Friday, April 7, 2006

The Religious Conflict that Isnt Religious

“The issue is not one of the separation of church and state…for there is no church in Islam. The issue is one of legitimacy: what kind of state and what kind of community? Does legitimacy come down from the divine to the one man, the halife, shadow of God on earth and thence to the ulema and to human society, or does legitimacy arise from a free and open exercise of political rights? The question is indeed central to Islam, and has been central from the very beginning.”

The rebellion in Southern Thailand is often misunderstood and over simplified into the primary dichotomy of Muslim vs. Buddhist.
Yet such a basic dichotomy is not an accurate representation of the role of religion in the conflict.

What lies at the heart of the conflict, in relation to Islam and Buddhism, is not an incommensurable religious difference but a conflict inspired by the use of religion in state-craft.

Thailand has consistently, through both historical and modern periods, employed Buddhist cosmological practices in the pageantry of state ceremonies and rituals.
The problem that arises in the Malay-Muslim population of the South is that Buddhist spectacles of state legitimacy are rejected, and possibly even offensive, to the Malay-Muslim community.

Such rejection of Buddhist forms of legitimacy are evident in the Malay-Muslim tendency to look towards Islamic religious symbols and institutions that supply a similar role in strengthening the Muslim opposition to the Buddhist state.

Such forms of religious state-craft may sound overly abstract yet when religion is used in state rituals it is easy to identify.

A simple example is found in the flag raising ceremony that takes place every morning in all state run schools across the country.

Students are assembled in a school’s courtyard for a brief round of exercise, to listen to school announcements, to say a Buddhist prayer, and to sing the national anthem as the flag is raised.

Although the Buddhist prayer is the most obvious ritual that may draw unease from Muslims, the Thai flag, the emblem of the country that seeks to represent the citizens, also represents Buddhism.

The Thai flag consists of five horizontal stripes of three colors.
The Color red represents the blood of the Thai people, the color blue represents the much revered Monarchy, and the white stripes represent Buddhism (designated as Buddhism in the reign of King Vajiravudh).

As the national anthem is sung, in which citizens sing of their willingness to die for the values of the nation, the flag and its representation of Buddhism is raised into the sky.

Attending a flag raising ceremony in the primarily Muslim deep South one can not only see scores of Muslim students standing in silence as the Buddhist prayer is recited but can also recognize the Buddhist cosmology embedded within such state ceremonies.

Although the flag raising ceremony is just a minor example, the use of Buddhist political legitimacy is more problematic when Buddhist morality dictates the creation of legal codes.

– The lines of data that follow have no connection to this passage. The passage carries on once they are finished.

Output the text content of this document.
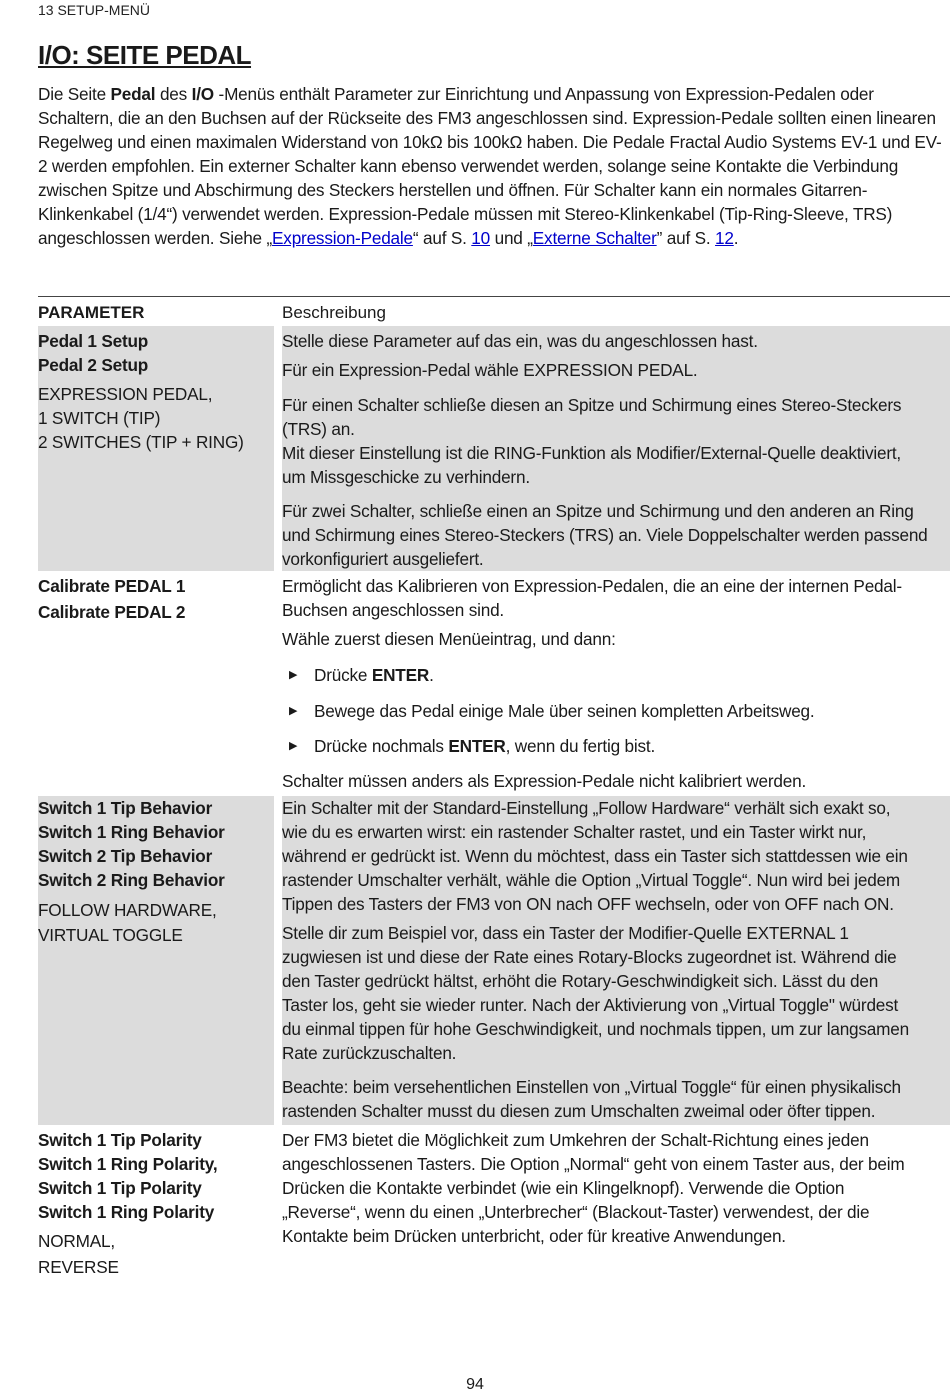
13 SETUP-MENÜ
I/O: SEITE PEDAL

Die Seite Pedal des I/O -Menüs enthält Parameter zur Einrichtung und Anpassung von Expression-Pedalen oder Schaltern, die an den Buchsen auf der Rückseite des FM3 angeschlossen sind. Expression-Pedale sollten einen linearen Regelweg und einen maximalen Widerstand von 10kΩ bis 100kΩ haben. Die Pedale Fractal Audio Systems EV-1 und EV-2 werden empfohlen. Ein externer Schalter kann ebenso verwendet werden, solange seine Kontakte die Verbindung zwischen Spitze und Abschirmung des Steckers herstellen und öffnen. Für Schalter kann ein normales Gitarren-Klinkenkabel (1/4“) verwendet werden. Expression-Pedale müssen mit Stereo-Klinkenkabel (Tip-Ring-Sleeve, TRS) angeschlossen werden. Siehe „Expression-Pedale“ auf S. 10 und „Externe Schalter” auf S. 12.

PARAMETER	Beschreibung
Pedal 1 Setup
Pedal 2 Setup
EXPRESSION PEDAL,
1 SWITCH (TIP)
2 SWITCHES (TIP + RING)
Stelle diese Parameter auf das ein, was du angeschlossen hast.
Für ein Expression-Pedal wähle EXPRESSION PEDAL.
Für einen Schalter schließe diesen an Spitze und Schirmung eines Stereo-Steckers
(TRS) an.
Mit dieser Einstellung ist die RING-Funktion als Modifier/External-Quelle deaktiviert,
um Missgeschicke zu verhindern.
Für zwei Schalter, schließe einen an Spitze und Schirmung und den anderen an Ring
und Schirmung eines Stereo-Steckers (TRS) an. Viele Doppelschalter werden passend
vorkonfiguriert ausgeliefert.
Calibrate PEDAL 1
Calibrate PEDAL 2
Ermöglicht das Kalibrieren von Expression-Pedalen, die an eine der internen Pedal-
Buchsen angeschlossen sind.
Wähle zuerst diesen Menüeintrag, und dann:
▶ Drücke ENTER.
▶ Bewege das Pedal einige Male über seinen kompletten Arbeitsweg.
▶ Drücke nochmals ENTER, wenn du fertig bist.
Schalter müssen anders als Expression-Pedale nicht kalibriert werden.
Switch 1 Tip Behavior
Switch 1 Ring Behavior
Switch 2 Tip Behavior
Switch 2 Ring Behavior
FOLLOW HARDWARE,
VIRTUAL TOGGLE
Ein Schalter mit der Standard-Einstellung „Follow Hardware“ verhält sich exakt so,
wie du es erwarten wirst: ein rastender Schalter rastet, und ein Taster wirkt nur,
während er gedrückt ist. Wenn du möchtest, dass ein Taster sich stattdessen wie ein
rastender Umschalter verhält, wähle die Option „Virtual Toggle“. Nun wird bei jedem
Tippen des Tasters der FM3 von ON nach OFF wechseln, oder von OFF nach ON.
Stelle dir zum Beispiel vor, dass ein Taster der Modifier-Quelle EXTERNAL 1
zugwiesen ist und diese der Rate eines Rotary-Blocks zugeordnet ist. Während die
den Taster gedrückt hältst, erhöht die Rotary-Geschwindigkeit sich. Lässt du den
Taster los, geht sie wieder runter. Nach der Aktivierung von „Virtual Toggle" würdest
du einmal tippen für hohe Geschwindigkeit, und nochmals tippen, um zur langsamen
Rate zurückzuschalten.
Beachte: beim versehentlichen Einstellen von „Virtual Toggle“ für einen physikalisch
rastenden Schalter musst du diesen zum Umschalten zweimal oder öfter tippen.
Switch 1 Tip Polarity
Switch 1 Ring Polarity,
Switch 1 Tip Polarity
Switch 1 Ring Polarity
NORMAL,
REVERSE
Der FM3 bietet die Möglichkeit zum Umkehren der Schalt-Richtung eines jeden
angeschlossenen Tasters. Die Option „Normal“ geht von einem Taster aus, der beim
Drücken die Kontakte verbindet (wie ein Klingelknopf). Verwende die Option
„Reverse“, wenn du einen „Unterbrecher“ (Blackout-Taster) verwendest, der die
Kontakte beim Drücken unterbricht, oder für kreative Anwendungen.
94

Before the Thais extended governance in the South the Malay-Muslims where governed by Sharia law that found its legitimacy as a holy law passed down to man from God – not from a Thai-Buddhist government.

When the South was placed under Thai control there was a crude (from a Southern perspective) replacement of the law dictated by Allah to a law dictated by a state and predicated upon Buddhist forms of legitimacy.

The use of religious legitimacy in government has essentially created an artificial and singular Buddhist state where religious homogeneity is obviously lacking.
If the future of the conflict is to be defused then the legitimacy of the government should have a diluted dependency upon Buddhism and the introduction of an Islamic perspective.

What might be even more appropriate is that the strategy of religious legitimacy be reevaluated in a broader reevaluation of what the Thai state is.

Although traditional governmental sources claim the number of Muslims in Thailand is about 3.9 percent, academic sources claim that the actual percentage could be as high as 8% to 10%. If ten percent of the population rejects the state’s employment of Buddhist legitimacy then the ideology that supports the state is at risk of collapse.

Rendered down more simply, if peaceful relations between the Buddhists and the Muslims have been the norm at the community level in the South then it is the government’s own efforts of legitimacy that creates the sense of illegitimacy and is ultimately the source of conflict.